Andrew Stringer in the main reception area. Photo / Brett Phibbs
Arches are back, along with orange leather bench seats, dizzy carpet designs and enough design swerves to make a carpenter wince.
These '70s-style features greet visitors arriving at a real estate agency's new Auckland offices on level 37 of a CBD tower.
"Yes, it's very curvy," admits Andrew Stringer, CBRENew Zealand senior managing director, from the 39-level ANZ Centre, in Albert St.
He has just slid quietly onto one of those leather benches between the arches under ceiling lights set into circular cutouts, offset by carpets with an eye-catching V-pattern and natural timber tabletops.
"We wanted to be a magnet for people to come into the office," Stringer explains, adding that staff were given the best possie for their desks, on the attractive northeastern side with waterfront views.
Alaska Construction Interiors did the building work. Jesse James Smith of Stack Interiors did the design and CBRE did the workplace strategy and change management "because it's one of our core skill sets", Stinger adds.
Stack's Smith discourages any '70s analogy with his work in the reception area.
"I wouldn't really call it that.

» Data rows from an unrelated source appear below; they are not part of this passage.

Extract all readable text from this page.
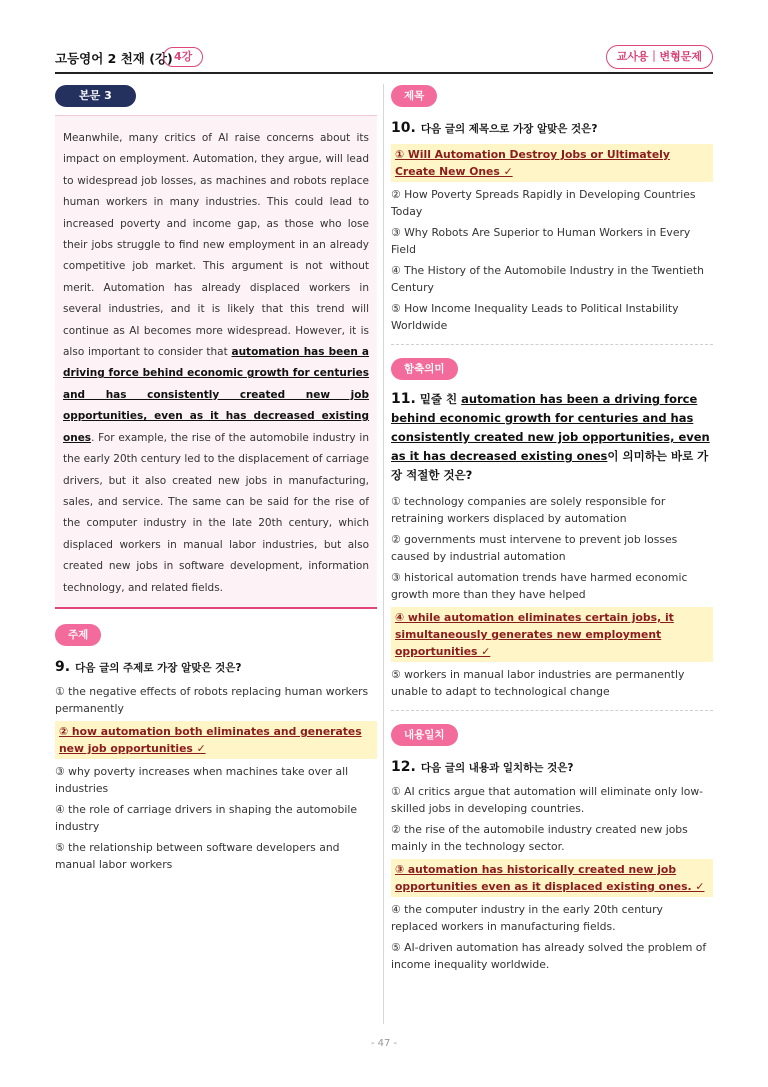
고등영어 2 천재 (강) 4강	교사용｜변형문제
본문 3
Meanwhile, many critics of AI raise concerns about its impact on employment. Automation, they argue, will lead to widespread job losses, as machines and robots replace human workers in many industries. This could lead to increased poverty and income gap, as those who lose their jobs struggle to find new employment in an already competitive job market. This argument is not without merit. Automation has already displaced workers in several industries, and it is likely that this trend will continue as AI becomes more widespread. However, it is also important to consider that automation has been a driving force behind economic growth for centuries and has consistently created new job opportunities, even as it has decreased existing ones. For example, the rise of the automobile industry in the early 20th century led to the displacement of carriage drivers, but it also created new jobs in manufacturing, sales, and service. The same can be said for the rise of the computer industry in the late 20th century, which displaced workers in manual labor industries, but also created new jobs in software development, information technology, and related fields.
주제
9. 다음 글의 주제로 가장 알맞은 것은?
① the negative effects of robots replacing human workers permanently
② how automation both eliminates and generates new job opportunities ✓
③ why poverty increases when machines take over all industries
④ the role of carriage drivers in shaping the automobile industry
⑤ the relationship between software developers and manual labor workers
제목
10. 다음 글의 제목으로 가장 알맞은 것은?
① Will Automation Destroy Jobs or Ultimately Create New Ones ✓
② How Poverty Spreads Rapidly in Developing Countries Today
③ Why Robots Are Superior to Human Workers in Every Field
④ The History of the Automobile Industry in the Twentieth Century
⑤ How Income Inequality Leads to Political Instability Worldwide
함축의미
11. 밑줄 친 automation has been a driving force behind economic growth for centuries and has consistently created new job opportunities, even as it has decreased existing ones이 의미하는 바로 가장 적절한 것은?
① technology companies are solely responsible for retraining workers displaced by automation
② governments must intervene to prevent job losses caused by industrial automation
③ historical automation trends have harmed economic growth more than they have helped
④ while automation eliminates certain jobs, it simultaneously generates new employment opportunities ✓
⑤ workers in manual labor industries are permanently unable to adapt to technological change
내용일치
12. 다음 글의 내용과 일치하는 것은?
① AI critics argue that automation will eliminate only low-skilled jobs in developing countries.
② the rise of the automobile industry created new jobs mainly in the technology sector.
③ automation has historically created new job opportunities even as it displaced existing ones. ✓
④ the computer industry in the early 20th century replaced workers in manufacturing fields.
⑤ AI-driven automation has already solved the problem of income inequality worldwide.
- 47 -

I guess what you might be looking for is more Palm Springs. That's where some of the inspiration for that comes from. It's contemporary. We're just out to create a bit more intimacy but an informal, open and relaxed space."

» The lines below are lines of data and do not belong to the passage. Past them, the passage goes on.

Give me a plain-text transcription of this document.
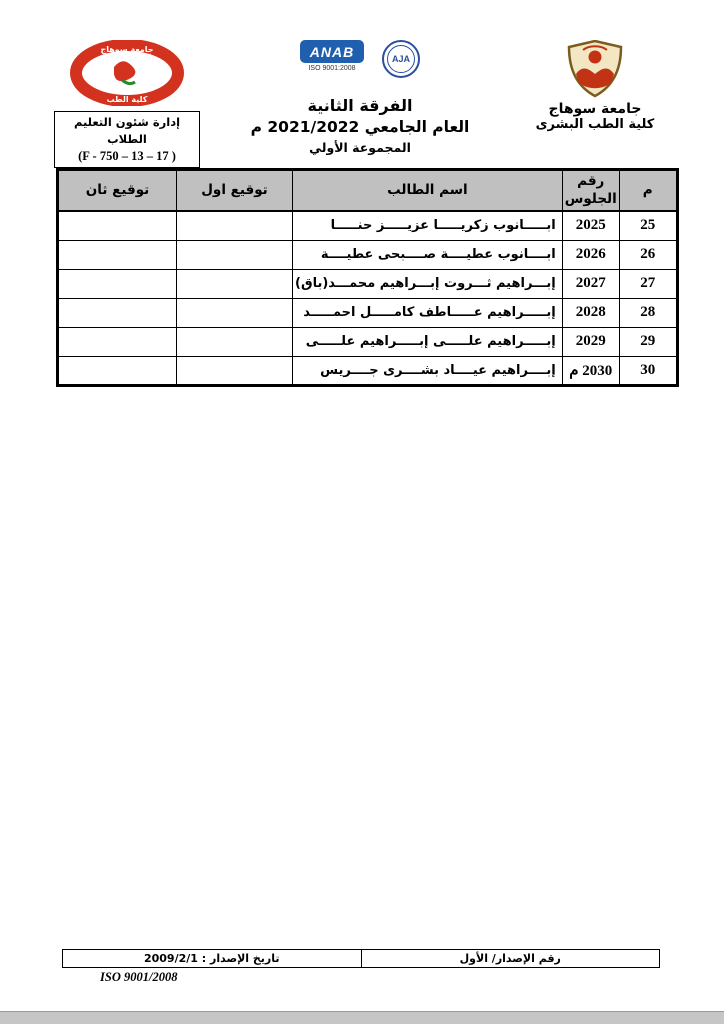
جامعة سوهاج
كلية الطب
إدارة شئون التعليم الطلاب
(F - 750 – 13 – 17 )
ANAB
ISO 9001:2008
AJA
الفرقة الثانية
العام الجامعي 2021/2022 م
المجموعة الأولي
جامعة سوهاج
كلية الطب البشرى
م	رقم الجلوس	اسم الطالب	توقيع اول	توقيع ثان
25	2025	ابـــــانوب زكريـــــا عزيـــــز حنـــــا		
26	2026	ابــــانوب عطيــــة صــــبحى عطيــــة		
27	2027	إبـــراهيم ثـــروت إبـــراهيم محمـــد(باق)		
28	2028	إبـــــراهيم عـــــاطف كامـــــل احمـــــد		
29	2029	إبـــــراهيم علـــــى إبـــــراهيم علـــــى		
30	2030 م	إبــــراهيم عيــــاد بشــــرى جــــريس		
رقم الإصدار/ الأول	تاريخ الإصدار : 2009/2/1
ISO 9001/2008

The makeover's challenges included moving staff from two floors of the tower to one and creating many breakout and meeting rooms while still giving an air of spaciousness.
Reception overlooks Albert St. Stringer says many firms might have used their best northeast positions for client meetings or to show off to visitors. But it's the staff he wants to impress and encourage to come into the office - as well as keep.

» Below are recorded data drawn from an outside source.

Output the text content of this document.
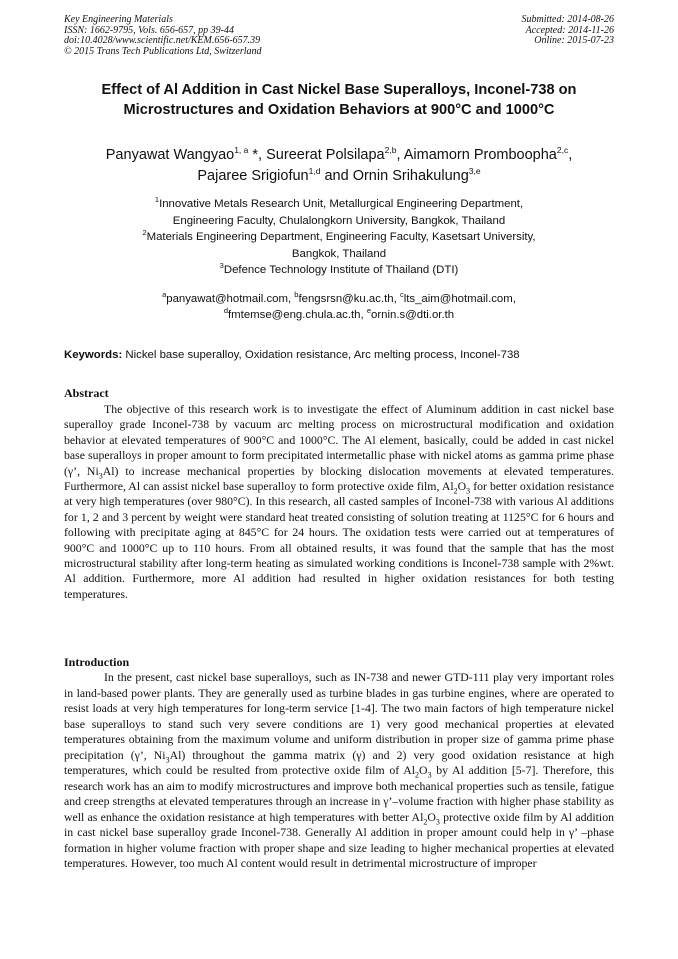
Key Engineering Materials
ISSN: 1662-9795, Vols. 656-657, pp 39-44
doi:10.4028/www.scientific.net/KEM.656-657.39
© 2015 Trans Tech Publications Ltd, Switzerland
Submitted: 2014-08-26
Accepted: 2014-11-26
Online: 2015-07-23
Effect of Al Addition in Cast Nickel Base Superalloys, Inconel-738 on
Microstructures and Oxidation Behaviors at 900°C and 1000°C
Panyawat Wangyao$^{1, a}$ *, Sureerat Polsilapa$^{2,b}$, Aimamorn Promboopha$^{2,c}$,
Pajaree Srigiofun$^{1,d}$ and Ornin Srihakulung$^{3,e}$
$^1$Innovative Metals Research Unit, Metallurgical Engineering Department,
Engineering Faculty, Chulalongkorn University, Bangkok, Thailand
$^2$Materials Engineering Department, Engineering Faculty, Kasetsart University,
Bangkok, Thailand
$^3$Defence Technology Institute of Thailand (DTI)
$^a$panyawat@hotmail.com, $^b$fengsrsn@ku.ac.th, $^c$lts_aim@hotmail.com,
$^d$fmtemse@eng.chula.ac.th, $^e$ornin.s@dti.or.th
Keywords: Nickel base superalloy, Oxidation resistance, Arc melting process, Inconel-738
Abstract

The objective of this research work is to investigate the effect of Aluminum addition in cast nickel base superalloy grade Inconel-738 by vacuum arc melting process on microstructural modification and oxidation behavior at elevated temperatures of 900°C and 1000°C. The Al element, basically, could be added in cast nickel base superalloys in proper amount to form precipitated intermetallic phase with nickel atoms as gamma prime phase (γ’, $Ni_3Al$) to increase mechanical properties by blocking dislocation movements at elevated temperatures. Furthermore, Al can assist nickel base superalloy to form protective oxide film, $Al_2O_3$ for better oxidation resistance at very high temperatures (over 980°C). In this research, all casted samples of Inconel-738 with various Al additions for 1, 2 and 3 percent by weight were standard heat treated consisting of solution treating at 1125°C for 6 hours and following with precipitate aging at 845°C for 24 hours. The oxidation tests were carried out at temperatures of 900°C and 1000°C up to 110 hours. From all obtained results, it was found that the sample that has the most microstructural stability after long-term heating as simulated working conditions is Inconel-738 sample with 2%wt. Al addition. Furthermore, more Al addition had resulted in higher oxidation resistances for both testing temperatures.

Introduction

In the present, cast nickel base superalloys, such as IN-738 and newer GTD-111 play very important roles in land-based power plants. They are generally used as turbine blades in gas turbine engines, where are operated to resist loads at very high temperatures for long-term service [1-4]. The two main factors of high temperature nickel base superalloys to stand such very severe conditions are 1) very good mechanical properties at elevated temperatures obtaining from the maximum volume and uniform distribution in proper size of gamma prime phase precipitation (γ’, $Ni_3Al$) throughout the gamma matrix (γ) and 2) very good oxidation resistance at high temperatures, which could be resulted from protective oxide film of $Al_2O_3$ by Al addition [5-7]. Therefore, this research work has an aim to modify microstructures and improve both mechanical properties such as tensile, fatigue and creep strengths at elevated temperatures through an increase in γ’–volume fraction with higher phase stability as well as enhance the oxidation resistance at high temperatures with better $Al_2O_3$ protective oxide film by Al addition in cast nickel base superalloy grade Inconel-738. Generally Al addition in proper amount could help in γ’ –phase formation in higher volume fraction with proper shape and size leading to higher mechanical properties at elevated temperatures. However, too much Al content would result in detrimental microstructure of improper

"There were 18 new faces here when I arrived Monday," he says.
About 110 staff started in the new office on Monday, having left levels 14 and 15 of the tower.
The 1000sq m level 37 is one of many floors once leased to law firm Chapman Tripp, now a block away on level 34 of the new $1 billion PwC Tower at Commercial Bay.
Is it a cop-out for an agency like CBRE - charged by the owners to lease the ANZ Centre - to take some of the best space?
Or even cheating, to be so high up with such astonishing views?
It's certainly not cheap. Commercial floorspace at these sorts of heights can command around $700/sq m, although Stringer isn't giving out any financial information or what the agency is paying in rent. Nor is he saying what it spent on the fitout, thought to be well north of $1m.
CBRE being in the same building as ANZ isn't any coincidence: "ANZ take the major amount of floors in this building. We've got a team of about 30 who manage the ANZ property portfolio and that's our largest client, so being near them - it's part of our team," Stringer explains.
The tower made news late last year when it was revealed as New Zealand's largest commercial sale.
The $177m sale of half the tower by Precinct Properties NZ to the Singaporean Government's Reco Augustine Private topped the list of the highest 15 commercial, retail and industrial sales for 2021. In 2018, the United States business Invesco got consent to buy half the tower, so an equal and undivided half share of the block is now owned by the US and Singaporean businesses.
Stringer said CBRE's moving process started around mid-2019 but the pandemic delayed and changed things.
The entire floor was stripped of fittings and air conditioning. Now, meeting rooms are named Maungawhau, Rangitoto, Maungakiekie, Tititea, Ngauruhoe and Tarawera and a large boardroom is split most of the time in two.
"We've gone from four photocopiers down to one."
Stringer says not all the work is finished but generally he is delighted with the outcome and so is the staff.
And with that, it's out the door and an ear-popping lift ride back down onto Albert St.